In SARS-CoV-2, reference strain Hu-2, the nucleotide sequence, including the out-of frame “12 nucleotide insert” encoding the furin site, is:
23582 tat cag act cag act aat t/ct cct cgg cgg g\ca cgt agt
encoding Y Q T Q T N S P R R A R S
The original form was presumably derived from a divergent relative of Bat RaTG13, specifically:
23582 tat cag act cag act aat tca cgt agt
encoding Y Q T Q T N S R S
The redundant breakpoint oligonucleotides CAGAC encoding QTQT (1) are key to this and all subsequent changes in this region over the last 16 months, creating a “hot spot” for genomic gymnastics at the S1/S2 interface of the spike protein.
I previously proposed that the bulk of the insert came from a downstream region of S in Bat CoV HKU9, involving an identical 10 nucleotides to the last part of the insert, leaving the first dinucleotide CT still orphan and unexplained (see 3 of 23 posts in this thread, from May 2020).
We have since seen, in the noncoding interface between orf 8 and N within the B lineage, additional evidence that the SARS-CoV-2 replicase is capable, even within the human population, of producing direct tandem repeats. This occurs just after the known splice acceptor breakpoint sequence ACGAAC. To wit:
Hu-2 2019 28260 acgaacaaa ct aaaatgtctg
Michigan 2021 acgaacaaa \caaa/ ct aaaatgtctg
(Genbank
MZO57968)
This reinforces the two locations, comparing SARS-Co-V-2 and Bat RaTG13, where a direct tandem repeat of three nucleotides in SARS-CoV-2 follows a CAGAC breakpoint location (1).
So…
I now propose that the intermediate sequence in the insert involved only NINE identical nucleotides from the same region of HKU-9 downstream in S encoding TSAG, but inserted here in a different frame, to yield the recombinant:
23581 tat cag act cag act aat t/ct cgg cgg g\ca cgt agt
Y Q T Q T N S R R A R S
While this insert created the furin site, it would be less accessible and inefficient without an additional amino acid in the peptide loop, particularly if that missing amino acid would be proline introducing a kink in the otherwise freely rotating peptide chain.
The KEY BREAKTHROUGH MUTATION fully enabling the furin site, and producing a SARS-CoV-2 with higher pathogenicity and transmissibility, would be the next step – a direct tandem repeat of ctc just downstream of the redundant CAGAC breakpoint sequence - finally yielding what was seen in the early clinical isolates of SARS-CoV-2 in Wuhan. The key was what I would call “the missing kink” in the direct precursor to the pandemic version of the virus.

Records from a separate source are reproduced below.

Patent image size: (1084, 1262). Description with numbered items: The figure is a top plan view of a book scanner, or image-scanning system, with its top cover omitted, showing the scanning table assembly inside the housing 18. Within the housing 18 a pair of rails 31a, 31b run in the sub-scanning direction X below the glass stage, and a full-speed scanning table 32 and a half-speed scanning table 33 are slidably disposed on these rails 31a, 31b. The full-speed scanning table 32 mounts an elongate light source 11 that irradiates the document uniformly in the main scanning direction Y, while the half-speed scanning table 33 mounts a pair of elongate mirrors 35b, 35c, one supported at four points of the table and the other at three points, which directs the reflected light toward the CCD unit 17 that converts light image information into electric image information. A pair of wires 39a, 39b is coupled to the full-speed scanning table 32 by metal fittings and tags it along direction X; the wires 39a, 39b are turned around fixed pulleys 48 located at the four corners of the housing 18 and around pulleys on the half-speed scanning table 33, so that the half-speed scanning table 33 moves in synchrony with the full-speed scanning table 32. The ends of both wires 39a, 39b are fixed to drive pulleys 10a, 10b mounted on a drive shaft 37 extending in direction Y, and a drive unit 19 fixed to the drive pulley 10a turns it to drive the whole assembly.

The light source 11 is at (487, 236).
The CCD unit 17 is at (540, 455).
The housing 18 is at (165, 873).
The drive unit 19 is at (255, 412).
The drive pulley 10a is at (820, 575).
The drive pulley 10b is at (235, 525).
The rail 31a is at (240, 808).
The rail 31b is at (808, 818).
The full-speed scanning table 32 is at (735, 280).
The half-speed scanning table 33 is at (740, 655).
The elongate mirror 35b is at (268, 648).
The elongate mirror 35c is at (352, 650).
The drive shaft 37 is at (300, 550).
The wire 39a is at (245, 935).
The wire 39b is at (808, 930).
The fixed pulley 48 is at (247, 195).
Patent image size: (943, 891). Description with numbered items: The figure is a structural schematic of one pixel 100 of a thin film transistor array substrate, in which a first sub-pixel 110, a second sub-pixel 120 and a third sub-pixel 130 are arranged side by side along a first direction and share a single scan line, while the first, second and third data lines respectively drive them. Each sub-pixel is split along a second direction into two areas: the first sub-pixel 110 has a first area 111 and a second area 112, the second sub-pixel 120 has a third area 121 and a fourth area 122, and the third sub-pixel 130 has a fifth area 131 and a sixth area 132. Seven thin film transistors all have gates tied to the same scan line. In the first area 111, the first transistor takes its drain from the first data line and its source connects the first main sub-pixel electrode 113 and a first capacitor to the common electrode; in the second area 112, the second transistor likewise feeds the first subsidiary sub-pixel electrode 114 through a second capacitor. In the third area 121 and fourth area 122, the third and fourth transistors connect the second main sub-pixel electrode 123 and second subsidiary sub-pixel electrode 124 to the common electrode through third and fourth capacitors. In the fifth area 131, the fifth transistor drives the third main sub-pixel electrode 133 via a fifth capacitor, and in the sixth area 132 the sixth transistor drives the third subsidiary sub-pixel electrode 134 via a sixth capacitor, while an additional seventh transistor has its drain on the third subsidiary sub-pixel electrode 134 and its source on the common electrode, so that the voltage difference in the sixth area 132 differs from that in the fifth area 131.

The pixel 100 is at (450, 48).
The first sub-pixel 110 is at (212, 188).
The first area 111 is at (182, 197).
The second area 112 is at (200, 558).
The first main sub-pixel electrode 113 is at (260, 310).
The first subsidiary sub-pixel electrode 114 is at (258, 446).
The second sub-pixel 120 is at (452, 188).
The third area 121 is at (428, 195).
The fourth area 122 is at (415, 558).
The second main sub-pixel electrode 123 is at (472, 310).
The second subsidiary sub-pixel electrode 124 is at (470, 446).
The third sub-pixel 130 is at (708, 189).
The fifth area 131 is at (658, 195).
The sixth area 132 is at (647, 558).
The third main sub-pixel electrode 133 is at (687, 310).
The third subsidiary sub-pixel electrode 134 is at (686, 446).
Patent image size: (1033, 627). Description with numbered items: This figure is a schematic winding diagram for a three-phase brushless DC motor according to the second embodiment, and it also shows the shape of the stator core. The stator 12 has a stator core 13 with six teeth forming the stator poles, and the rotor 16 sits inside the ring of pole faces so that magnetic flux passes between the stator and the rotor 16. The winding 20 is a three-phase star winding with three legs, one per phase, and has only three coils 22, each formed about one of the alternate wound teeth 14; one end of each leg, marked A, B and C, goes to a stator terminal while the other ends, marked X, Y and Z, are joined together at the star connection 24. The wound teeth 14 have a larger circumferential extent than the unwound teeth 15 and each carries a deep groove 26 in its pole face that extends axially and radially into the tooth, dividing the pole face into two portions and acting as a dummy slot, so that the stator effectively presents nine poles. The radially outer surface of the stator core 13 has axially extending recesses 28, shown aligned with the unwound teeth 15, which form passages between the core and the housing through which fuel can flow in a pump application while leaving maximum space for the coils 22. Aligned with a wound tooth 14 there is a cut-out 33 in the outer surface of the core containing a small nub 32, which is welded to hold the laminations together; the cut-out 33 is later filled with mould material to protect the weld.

That this region of sequence is a “hot spot” for mutation has been amply demonstrated by the multiple nucleotide and amino acid substitutions that have subsequently appeared independently in multiple sub-lineages of the virus while circulating in the human population.
Thus the 12 nucleotide insert occurred in TWO stages, a nine nucleotide recombinant followed later by a three nucleotide direct repeat. Each stage has thorough precedent in the genomic gymnastics of the coronavirus replicase, as well as sequential mutational events at this same site, as demonstrated in the known genetic rearrangements found among bat coronaviruses and even in SARS-CoV-2 while circulating in the human population.
Combined with the earlier work of Boni et al (2) and my own earlier work (1), this scenario fully accounts for a natural origin for every single nucleotide in the SARS-CoV-2 genome, as well for a breakthrough mutation that was the last step in enabling the pandemic potential of the virus.
-
Gallaher WR. A palindromic RNA sequence as a common breakpoint contributor to copy-choice recombination in SARS-COV-2. Arch Virol. 2020 Oct;165(10):2341-2348. doi: 10.1007/s00705-020-04750-z. Epub 2020 Jul 31. PMID: 32737584; PMCID: PMC7394270.
-
Boni MF, Lemey P, Jiang X, Lam TT, Perry BW, Castoe TA, Rambaut A, Robertson DL. Evolutionary origins of the SARS-CoV-2 sarbecovirus lineage responsible for the COVID-19 pandemic. Nat Microbiol. 2020 Nov;5(11):1408-1417. doi: 10.1038/s41564-020-0771-4. Epub 2020 Jul 28. PMID: 32724171.